I was tempted to stop the clock and say "No I'm not ready. What about shaking hands and giving an appropriate greeting?" However since I had filled in all the information on my Mon Roi, and was ready to play I didn't say anything. I didn't feel like being confrontational before the game even started. I thought maybe this was his way of trying to psych me out, and I wasn't going to indulge him in his little mind game. I just made my first move and pressed his clock. I didn't give his behavior any more thought at the time, and played a very interesting game. We reached the position below:
39. Re1. Actually 39. Bd1 f5 40. Kh2 Rb8 41. Rf1 Qf6 42. Kh3 gives me some interesting play. My opponent played 39... f5. I had debated between 40. Qe3 and 40. Re5. After 40. Qe3? he played 40... fxg4. I was mentally kicking myself in the butt because I totally had overlooked the in between move of 41...gxf3+ if I play 41. Qxg5. I'm losing two pawns because of 40. Qe3. I'm thinking to myself I should have played Re5. The problem with the mental beat down is one is prone to making more stupid moves. The game continued 41. Bd1 Qxe3 42.Rxe3 Bxh5 43. Nxc6? I made this move way too fast. I thought I had found a way to get my material back. 43...Nxc6 44. Rxe8 I'm thinking that I've won the exchange, but I had forgotten about the bishop on h5. 44...Bxe8 0-1
I should note that 40. Re5 is not as good as I thought it was going to be. My best response is 40. Kh1 fxg4 41. Bxg4 Bxh5 42.Rg1 Rf8 43. Qxf8 Qh4+ 44. Kg2 Qxg4+ 45. Kh2 Qh4+
After he took my rook, I knocked my king over, said "Good game". I also said something about feeling stupid about forgetting about his bishop on h5. He just got up and walked away. I don't even remember if we shook hands before he walked away. I thought that was kind of rude. Usually after a game people exchange a few comments about the game, help clean up the set, go post the result together and perhaps if there is time, go analyze the game. Sometimes the player who loses doesn't want discuss the game, and may just leave after putting the pieces away. I can understand that. I sometimes have games where I just want to be left alone. However, I would never blow off the opponent, be disrespectful or a poor loser.
I couldn't help to wonder what he would do if he lost. I found out after round four. He was 3-0 going into the last round. He was paired against the highest rated player who had lost in round 2, and had a 2-1 score. If he draws or wins the last round he wins clear first. He loses the game to his 12 year old opponent. His opponent is a talkative young kid.

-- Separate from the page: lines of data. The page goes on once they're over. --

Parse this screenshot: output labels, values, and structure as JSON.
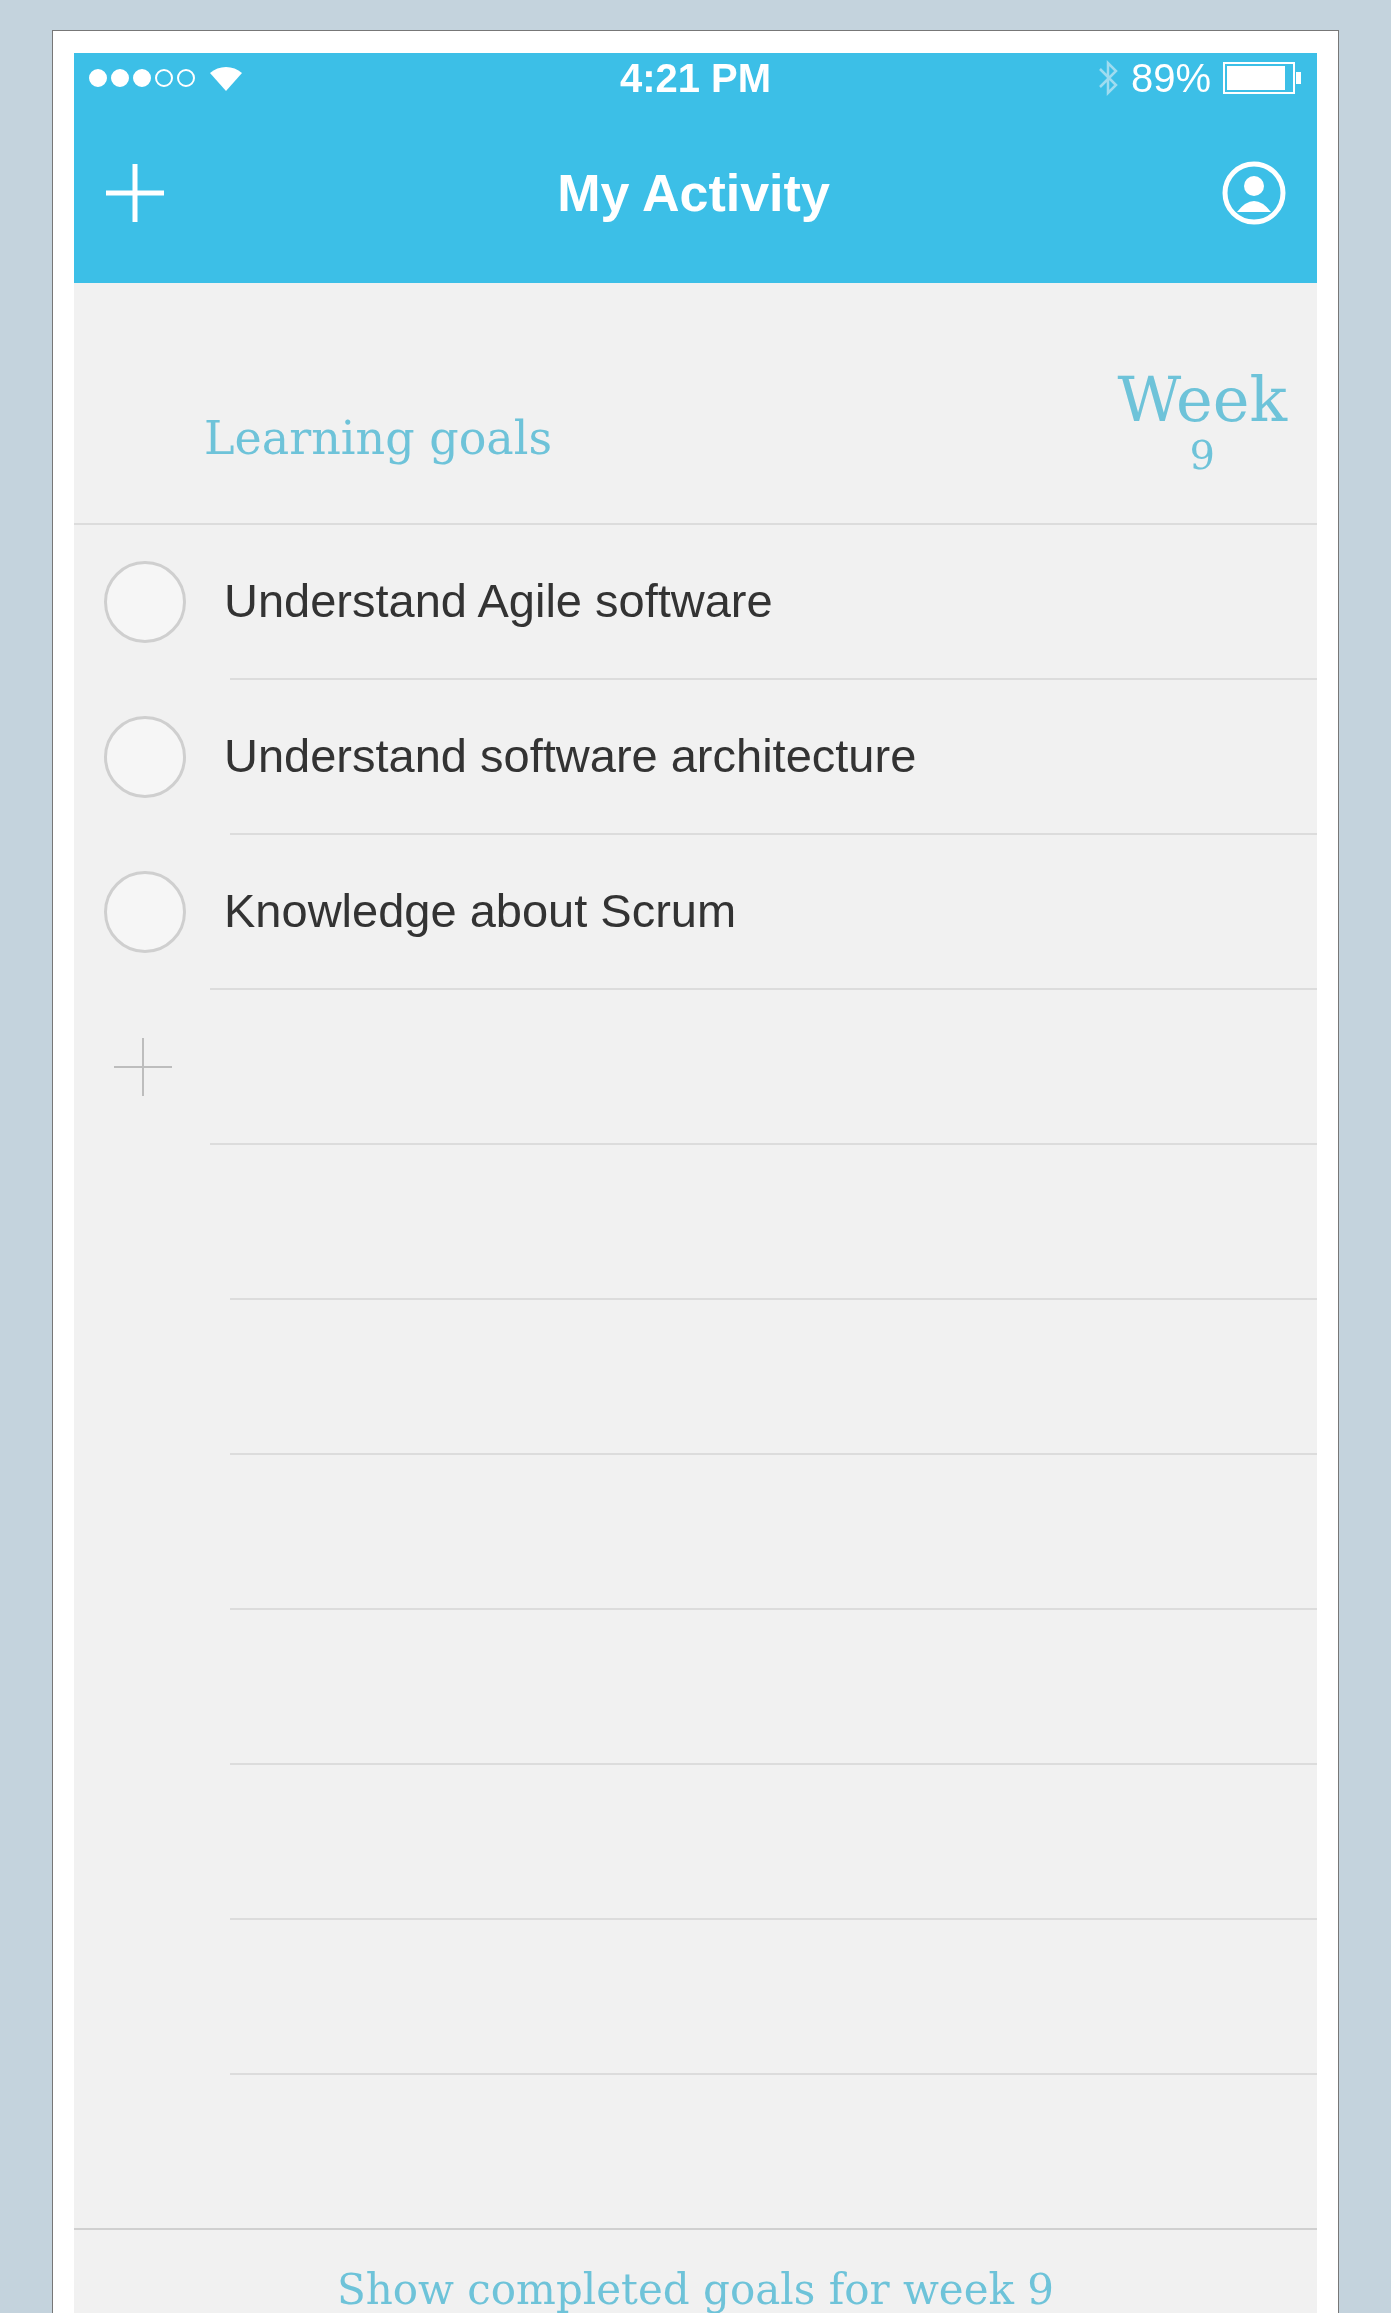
{
  "status_bar": {
    "time": "4:21 PM",
    "battery": "89%"
  },
  "nav_bar": {
    "title": "My Activity"
  },
  "header": {
    "section_title": "Learning goals",
    "week_label": "Week",
    "week_number": "9"
  },
  "goals": [
    {
      "text": "Understand Agile software",
      "checked": false
    },
    {
      "text": "Understand software architecture",
      "checked": false
    },
    {
      "text": "Knowledge about Scrum",
      "checked": false
    }
  ],
  "footer": {
    "link": "Show completed goals for week 9"
  }
}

The kid means no harm, but if the teenager is not willing to engage in conversation after he wins, one can imagine how he's going to act when he loses. He told his opponent to shut up, and called him a little faggot.
I didn't know about until it was mentioned to the tournament director after the last game had been completed. I told the director how he had behaved before and after our game. The director said he lacks interpersonal relationship skills. That's putting it mildly if you ask me. The director did say he was going to deal with him, and perhaps not allow him to play in the next tournament. Hopefully the tournament director will discuss this with him since he's a member of the host club.

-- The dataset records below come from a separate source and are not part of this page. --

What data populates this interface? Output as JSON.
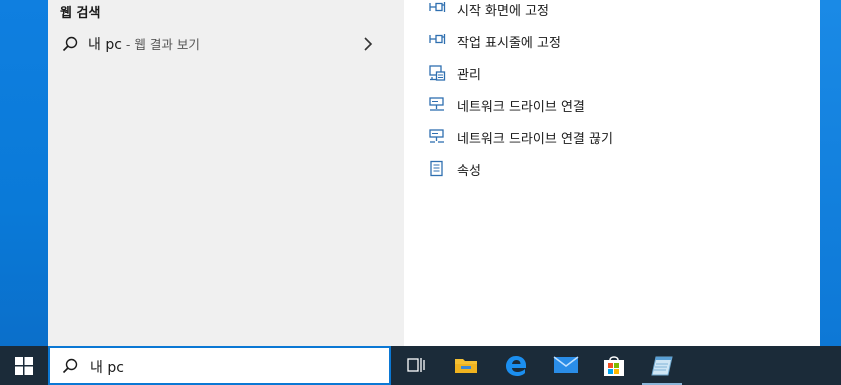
{
  "left_pane": {
    "section_title": "웹 검색",
    "web_result": {
      "query": "내 pc",
      "suffix": " - 웹 결과 보기",
      "icon": "search-icon",
      "arrow_icon": "chevron-right-icon"
    }
  },
  "right_pane": {
    "actions": [
      {
        "label": "시작 화면에 고정",
        "icon": "pin-icon"
      },
      {
        "label": "작업 표시줄에 고정",
        "icon": "pin-icon"
      },
      {
        "label": "관리",
        "icon": "computer-management-icon"
      },
      {
        "label": "네트워크 드라이브 연결",
        "icon": "network-drive-icon"
      },
      {
        "label": "네트워크 드라이브 연결 끊기",
        "icon": "network-drive-disconnect-icon"
      },
      {
        "label": "속성",
        "icon": "properties-icon"
      }
    ]
  },
  "taskbar": {
    "search_text": "내 pc",
    "items": [
      "windows-start-icon",
      "task-view-icon",
      "file-explorer-icon",
      "edge-icon",
      "mail-icon",
      "store-icon",
      "notepad-icon"
    ]
  },
  "colors": {
    "accent": "#0b78d4",
    "taskbar": "#1b2b39",
    "icon_blue": "#2f6fb0"
  }
}
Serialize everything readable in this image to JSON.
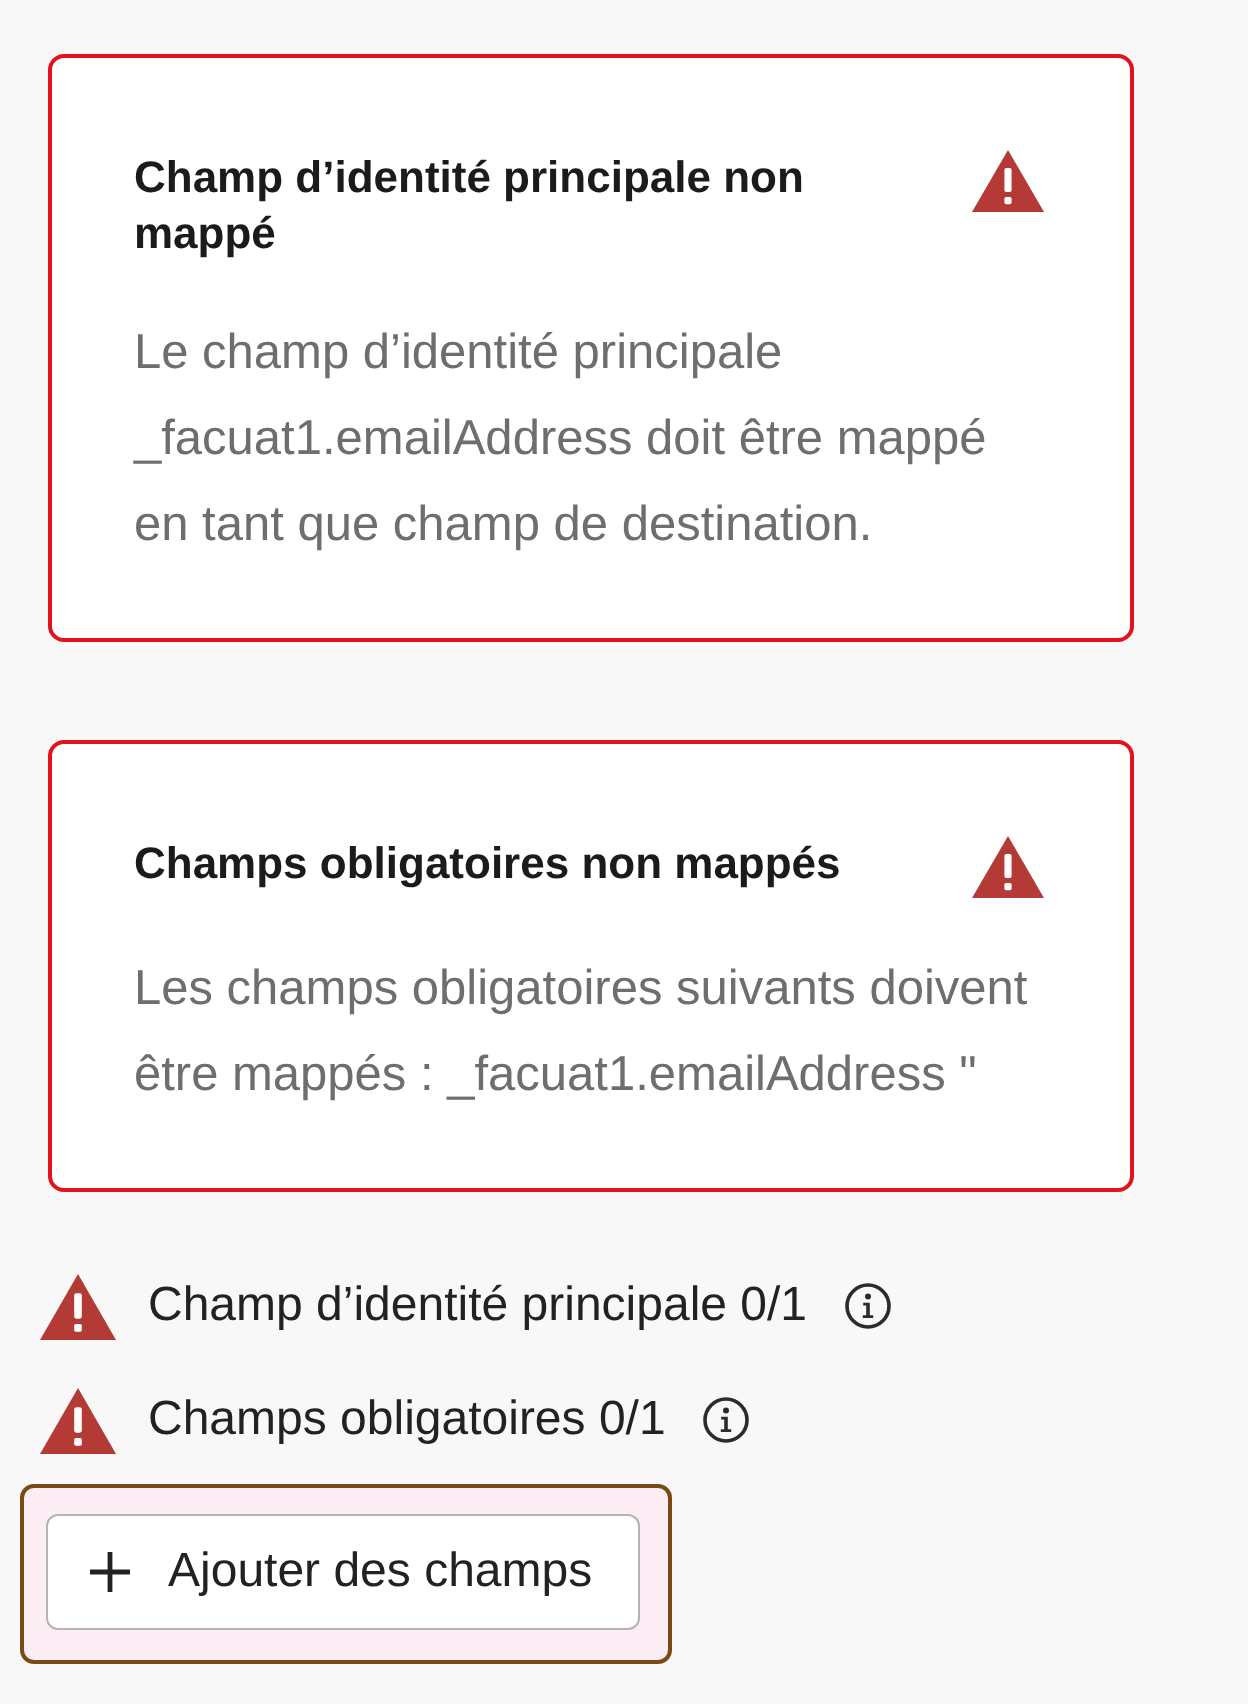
{
  "alerts": [
    {
      "title": "Champ d’identité principale non mappé",
      "message": "Le champ d’identité principale _facuat1.emailAddress doit être mappé en tant que champ de destination."
    },
    {
      "title": "Champs obligatoires non mappés",
      "message": "Les champs obligatoires suivants doivent être mappés : _facuat1.emailAddress \""
    }
  ],
  "requirements": [
    {
      "label": "Champ d’identité principale 0/1"
    },
    {
      "label": "Champs obligatoires 0/1"
    }
  ],
  "add_button": {
    "label": "Ajouter des champs",
    "highlighted": true
  }
}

I had mentioned my encounter with the kid to my husband while we were having dinner later. My husband doesn't play chess. In his opinion I should have stopped the clock at the start and said something. He felt I was letting inappropriate behavior slide by ignoring his lack of pre-game etiquette, and that I was doing him no favors by not saying something. The inner mentor/coach/teacher wanted to say something, but the chess player who doesn't want the opponent to know she's annoyed by him didn't want to say anything. I may not have even said anything to the tournament director, instead just chalking it up typical teenager nerdiness. But but when he called the kid that came with me a little faggot that was over the top, and I felt the matter needed to be adressed.